Captain Frogbert responded to cartoons about abortion (which I won’t describe) first with a quote:
The conservative solution to any problem is always the proximate cause of the problem to begin with.
Then Frogbert added:
How to have fewer abortions: + Provide universal, age-appropriate sex education. + Safe and effective birth control to everyone asking for it. + Universal healthcare including pre- and post-natal care. + Ensure a living wage for all Americans. + Secure the civil rights of women. + Investigate and punish all rape severely. + Teach boys to be better men. + Do the work needed to make abortions safe, legal, and rare. How NOT to have fewer abortions, but ensure more women die: + Criminalize abortion. Conservatism is ignorant and harmful to humanity. Conservatism is not Christian.

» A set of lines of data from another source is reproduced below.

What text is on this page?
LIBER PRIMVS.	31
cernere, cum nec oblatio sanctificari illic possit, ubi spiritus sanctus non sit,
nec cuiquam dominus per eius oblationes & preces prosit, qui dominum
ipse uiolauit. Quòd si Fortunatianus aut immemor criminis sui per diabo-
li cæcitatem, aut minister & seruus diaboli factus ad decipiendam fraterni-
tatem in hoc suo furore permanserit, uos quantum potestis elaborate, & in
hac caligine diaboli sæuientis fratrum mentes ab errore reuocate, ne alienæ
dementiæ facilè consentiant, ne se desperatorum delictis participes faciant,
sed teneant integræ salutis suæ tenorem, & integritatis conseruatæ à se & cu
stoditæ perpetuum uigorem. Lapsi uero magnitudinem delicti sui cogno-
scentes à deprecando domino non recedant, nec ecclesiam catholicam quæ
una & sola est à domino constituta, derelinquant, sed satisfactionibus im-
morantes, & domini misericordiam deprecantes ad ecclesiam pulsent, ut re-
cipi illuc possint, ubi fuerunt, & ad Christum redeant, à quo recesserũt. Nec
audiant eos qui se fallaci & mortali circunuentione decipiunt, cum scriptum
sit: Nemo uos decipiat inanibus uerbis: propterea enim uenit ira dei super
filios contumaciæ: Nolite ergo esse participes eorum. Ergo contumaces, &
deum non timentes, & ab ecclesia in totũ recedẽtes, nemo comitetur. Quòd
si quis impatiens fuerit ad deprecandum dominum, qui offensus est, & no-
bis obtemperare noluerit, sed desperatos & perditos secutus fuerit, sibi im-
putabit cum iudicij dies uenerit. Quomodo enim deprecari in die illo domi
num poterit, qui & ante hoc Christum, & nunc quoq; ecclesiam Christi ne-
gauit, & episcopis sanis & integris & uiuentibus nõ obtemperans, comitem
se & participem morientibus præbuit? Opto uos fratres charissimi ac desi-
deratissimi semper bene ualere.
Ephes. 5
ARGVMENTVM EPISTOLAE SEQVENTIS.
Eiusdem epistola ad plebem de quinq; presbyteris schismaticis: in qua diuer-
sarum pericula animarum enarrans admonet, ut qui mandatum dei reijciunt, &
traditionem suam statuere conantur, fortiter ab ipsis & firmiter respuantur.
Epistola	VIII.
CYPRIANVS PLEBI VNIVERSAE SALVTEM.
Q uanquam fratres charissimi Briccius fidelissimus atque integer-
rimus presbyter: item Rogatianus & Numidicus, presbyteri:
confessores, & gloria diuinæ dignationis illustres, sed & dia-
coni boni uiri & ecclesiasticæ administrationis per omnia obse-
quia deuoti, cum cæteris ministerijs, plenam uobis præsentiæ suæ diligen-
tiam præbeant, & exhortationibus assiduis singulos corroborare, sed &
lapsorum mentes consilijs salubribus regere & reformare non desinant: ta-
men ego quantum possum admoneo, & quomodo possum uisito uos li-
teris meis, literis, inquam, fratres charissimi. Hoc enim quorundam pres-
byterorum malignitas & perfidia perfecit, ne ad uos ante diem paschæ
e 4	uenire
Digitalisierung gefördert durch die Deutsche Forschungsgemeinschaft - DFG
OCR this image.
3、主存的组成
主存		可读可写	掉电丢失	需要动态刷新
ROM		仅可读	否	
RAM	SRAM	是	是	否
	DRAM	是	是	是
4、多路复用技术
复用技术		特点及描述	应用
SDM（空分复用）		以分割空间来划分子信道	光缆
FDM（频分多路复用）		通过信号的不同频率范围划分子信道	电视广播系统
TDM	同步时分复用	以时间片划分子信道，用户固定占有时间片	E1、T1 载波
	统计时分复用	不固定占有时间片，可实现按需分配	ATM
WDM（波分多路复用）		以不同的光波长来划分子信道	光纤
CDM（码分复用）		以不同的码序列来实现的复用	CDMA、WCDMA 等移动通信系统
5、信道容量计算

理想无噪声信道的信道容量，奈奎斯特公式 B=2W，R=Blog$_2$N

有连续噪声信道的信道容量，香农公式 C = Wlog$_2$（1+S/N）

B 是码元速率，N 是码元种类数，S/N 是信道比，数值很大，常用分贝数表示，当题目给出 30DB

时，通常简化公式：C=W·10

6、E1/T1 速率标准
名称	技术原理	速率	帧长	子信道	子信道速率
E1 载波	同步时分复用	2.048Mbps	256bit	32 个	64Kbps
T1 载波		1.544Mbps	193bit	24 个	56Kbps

In June, the views of this blog set a record of 48,310 views. It is quite a bit higher than any month in over a year. In the last 30 days (which doesn’t line up with June, but it is info I can get), 18 thousand views came from Brazil, 13.5 thousand from the US, 8.9 thousand from Vietnam (!), and about 1.5 thousand from both Britain and Argentina. Blogger will give me view counts from 19 countries and at the bottom of the list is Colombia with 133 views. In the last 7 days there were 7.5 thousand views from Brazil, 6.8 thousand from the US, 2.2 thousand from Vietnam, down to 38 from Russia. In overall statistics (from when Blogger started keeping stats for me in 2010) the top ten countries are the US (238 thousand), Singapore, Hong Kong, Italy, France, Brazil, Russia, Germany, Vietnam, and Sweden (9.8 thousand). Brazil hit the top ten in January and is now at 6th. Vietnam didn’t have enough views for me to notice until mid May and is now at 9th. The number of views has been climbing since March 2024, when it was 2668 views. There were a few months in the year before then that had high counts, but not consistently. After 17 years of writing the world has found my blog and declared it worth reading.